[Cryptography] How good random number generator is the human brain at conscious level?

Ray Dillinger bear at sonic.net
Mon Dec 18 00:39:36 EST 2017



On 12/16/2017 01:28 AM, Georgi Guninski wrote:
> How good random number generator is the human brain at conscious level?

> Searching the web returns forum speculations that it is bad PRNG 
> and some paywalled medical articles claiming otherwise.

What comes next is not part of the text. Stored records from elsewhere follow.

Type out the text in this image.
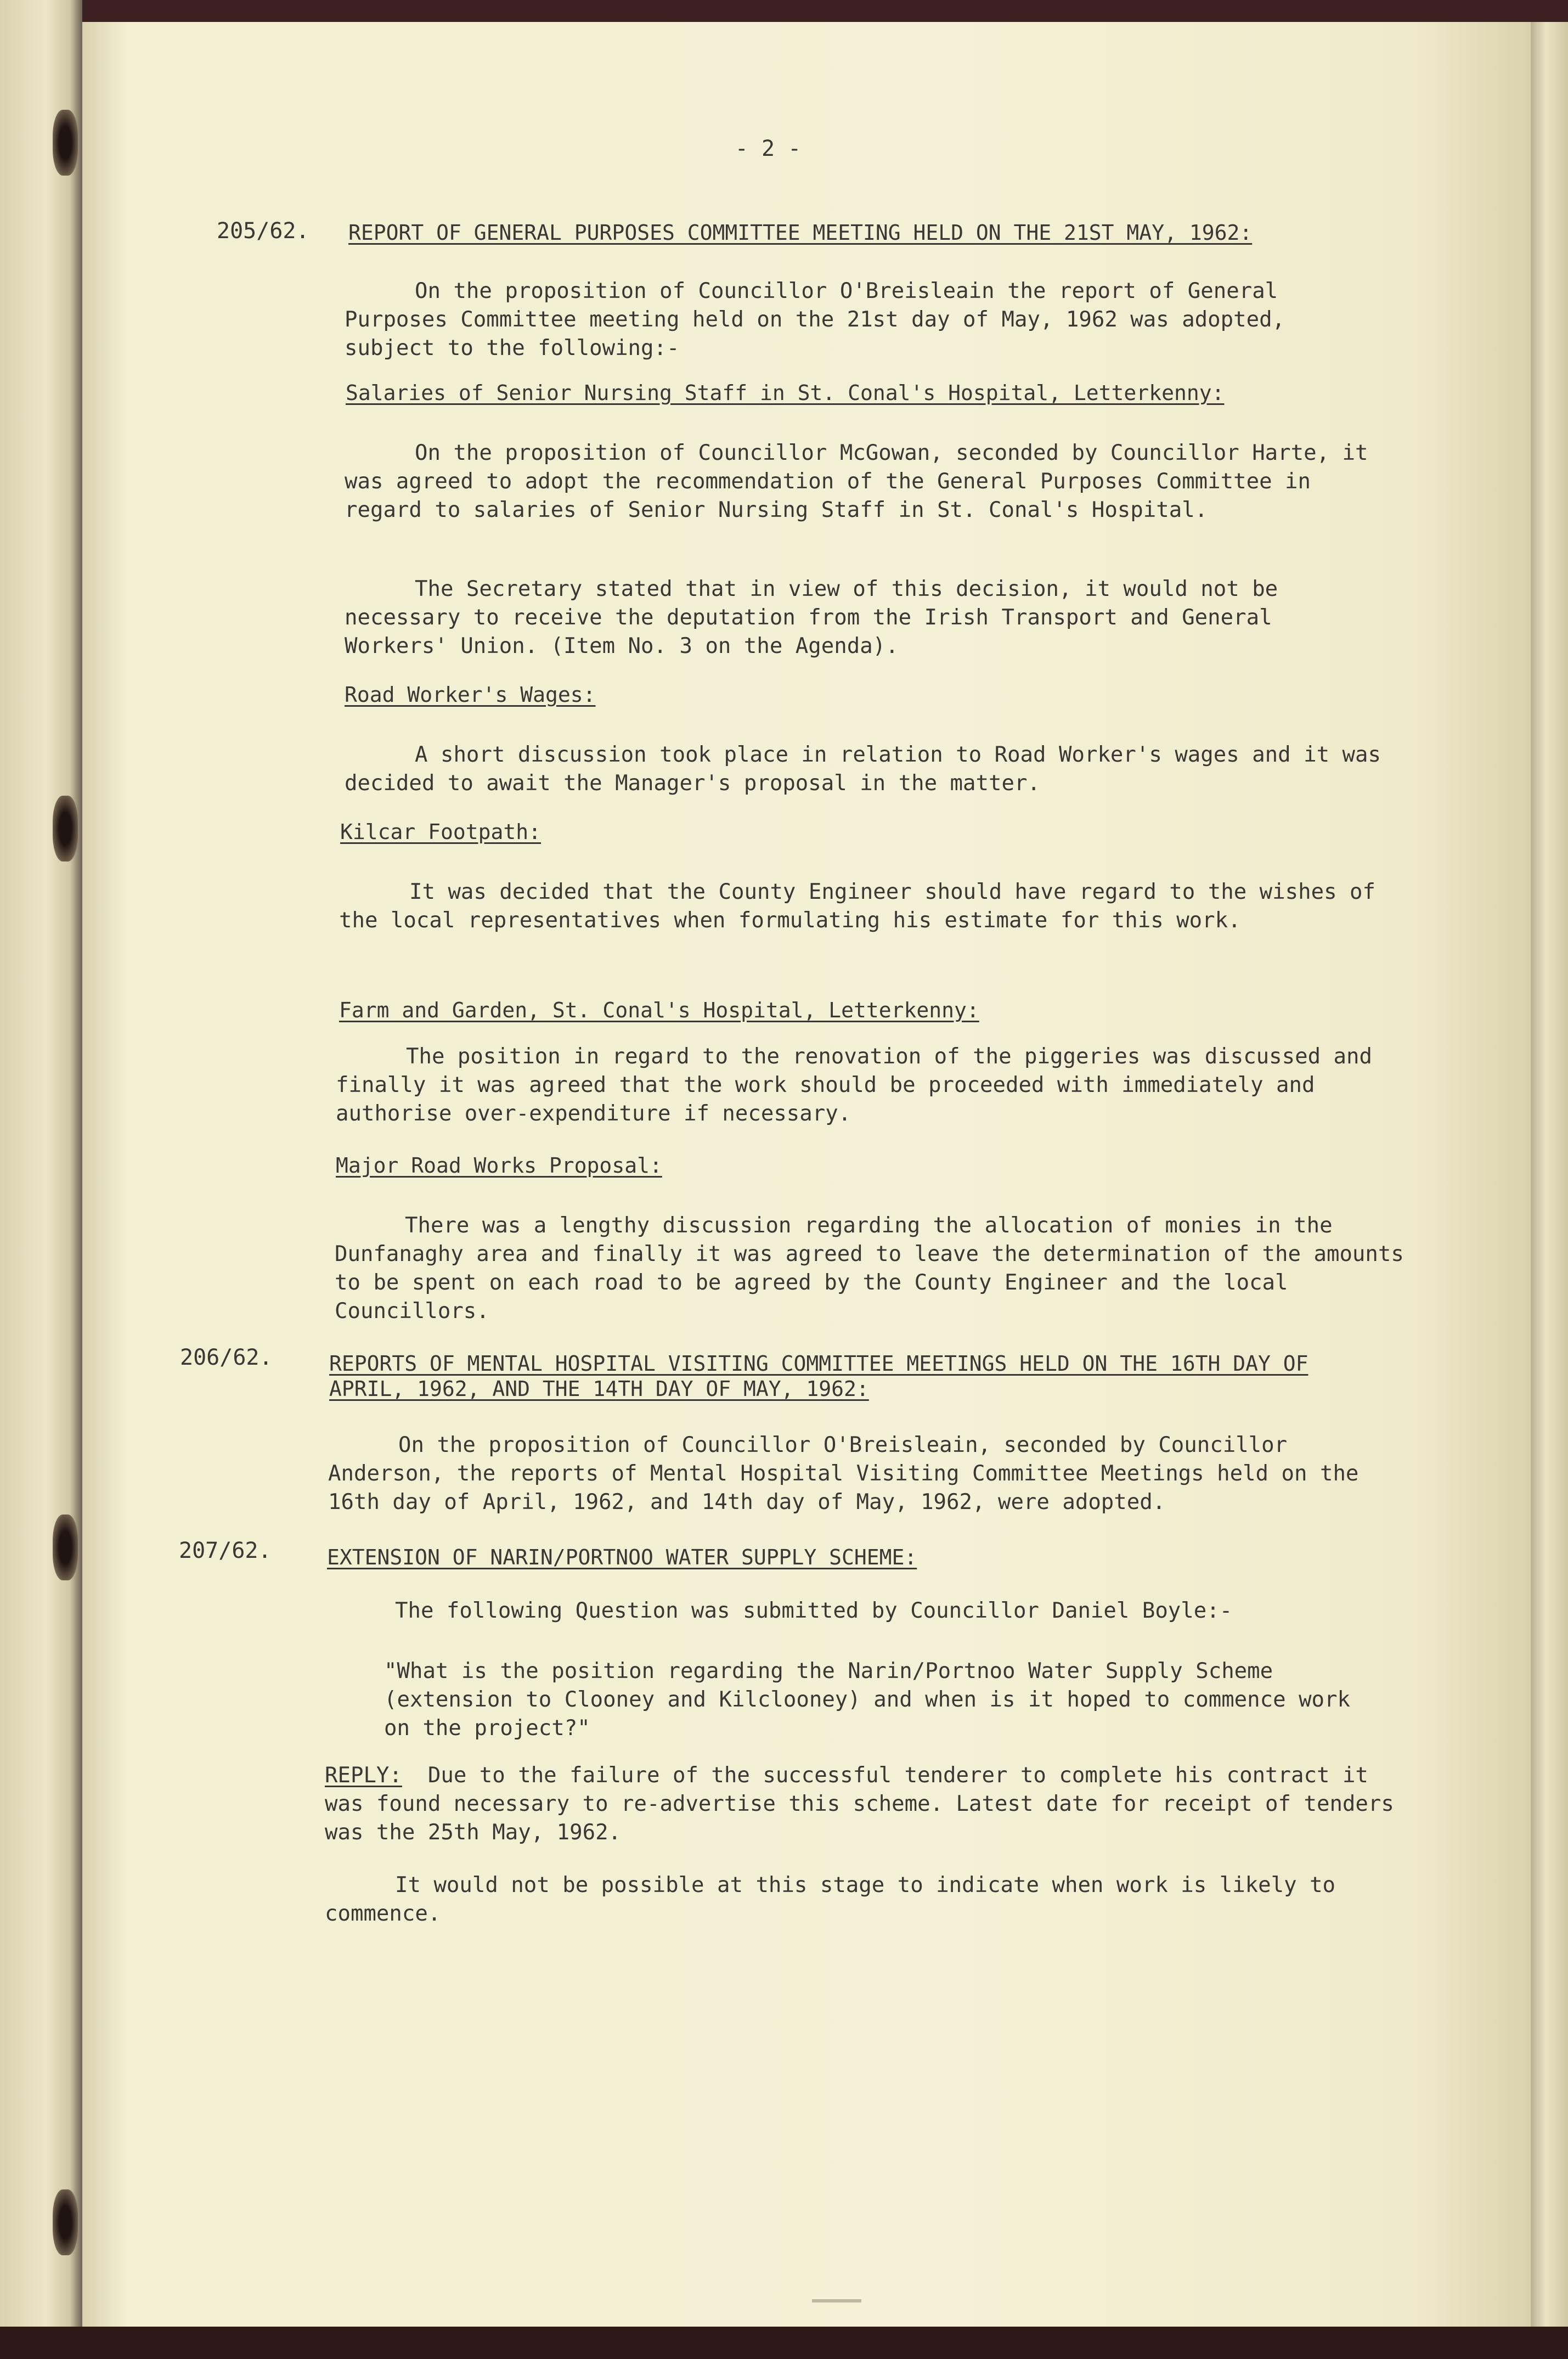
- 2 -

205/62. REPORT OF GENERAL PURPOSES COMMITTEE MEETING HELD ON THE 21ST MAY, 1962:

On the proposition of Councillor O'Breisleain the report of General Purposes Committee meeting held on the 21st day of May, 1962 was adopted, subject to the following:-

Salaries of Senior Nursing Staff in St. Conal's Hospital, Letterkenny:

On the proposition of Councillor McGowan, seconded by Councillor Harte, it was agreed to adopt the recommendation of the General Purposes Committee in regard to salaries of Senior Nursing Staff in St. Conal's Hospital.

The Secretary stated that in view of this decision, it would not be necessary to receive the deputation from the Irish Transport and General Workers' Union. (Item No. 3 on the Agenda).

Road Worker's Wages:

A short discussion took place in relation to Road Worker's wages and it was decided to await the Manager's proposal in the matter.

Kilcar Footpath:

It was decided that the County Engineer should have regard to the wishes of the local representatives when formulating his estimate for this work.

Farm and Garden, St. Conal's Hospital, Letterkenny:

The position in regard to the renovation of the piggeries was discussed and finally it was agreed that the work should be proceeded with immediately and authorise over-expenditure if necessary.

Major Road Works Proposal:

There was a lengthy discussion regarding the allocation of monies in the Dunfanaghy area and finally it was agreed to leave the determination of the amounts to be spent on each road to be agreed by the County Engineer and the local Councillors.

206/62.	REPORTS OF MENTAL HOSPITAL VISITING COMMITTEE MEETINGS HELD ON THE 16TH DAY OF APRIL, 1962, AND THE 14TH DAY OF MAY, 1962:

On the proposition of Councillor O'Breisleain, seconded by Councillor Anderson, the reports of Mental Hospital Visiting Committee Meetings held on the 16th day of April, 1962, and 14th day of May, 1962, were adopted.

207/62.	EXTENSION OF NARIN/PORTNOO WATER SUPPLY SCHEME:

The following Question was submitted by Councillor Daniel Boyle:-

"What is the position regarding the Narin/Portnoo Water Supply Scheme (extension to Clooney and Kilclooney) and when is it hoped to commence work on the project?"

REPLY: Due to the failure of the successful tenderer to complete his contract it was found necessary to re-advertise this scheme. Latest date for receipt of tenders was the 25th May, 1962.

It would not be possible at this stage to indicate when work is likely to commence.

> "Hardware" stuff like neurons firing or muscles moving doesn't count.

Pretty terrible.  When they asked humans for random numbers distributed
between 0 and 16, put one number in each byte, and compressed using
gzip, the output was 2.76 bits per byte input rather than the nominal 4
bits per byte input.  This simple empirical test means that an humble
statistical tool was able to eliminate 2.48 bits of redundant
information from every human-generated "random byte."

That's biases, repetitions, and patterns detectable by an off-the-shelf
compression program that DOES NOT detect all possible (nor even all
likely) biases, patterns, and repetitions.  So the 5.52 bits observed is
a maximum estimate. If you build a more exhaustive test, you can almost
certainly demonstrate an upperbound smaller than that.  Hell, the
current version of gzip likely demonstrates an upperbound smaller than
that; somebody ought to repeat the experiment.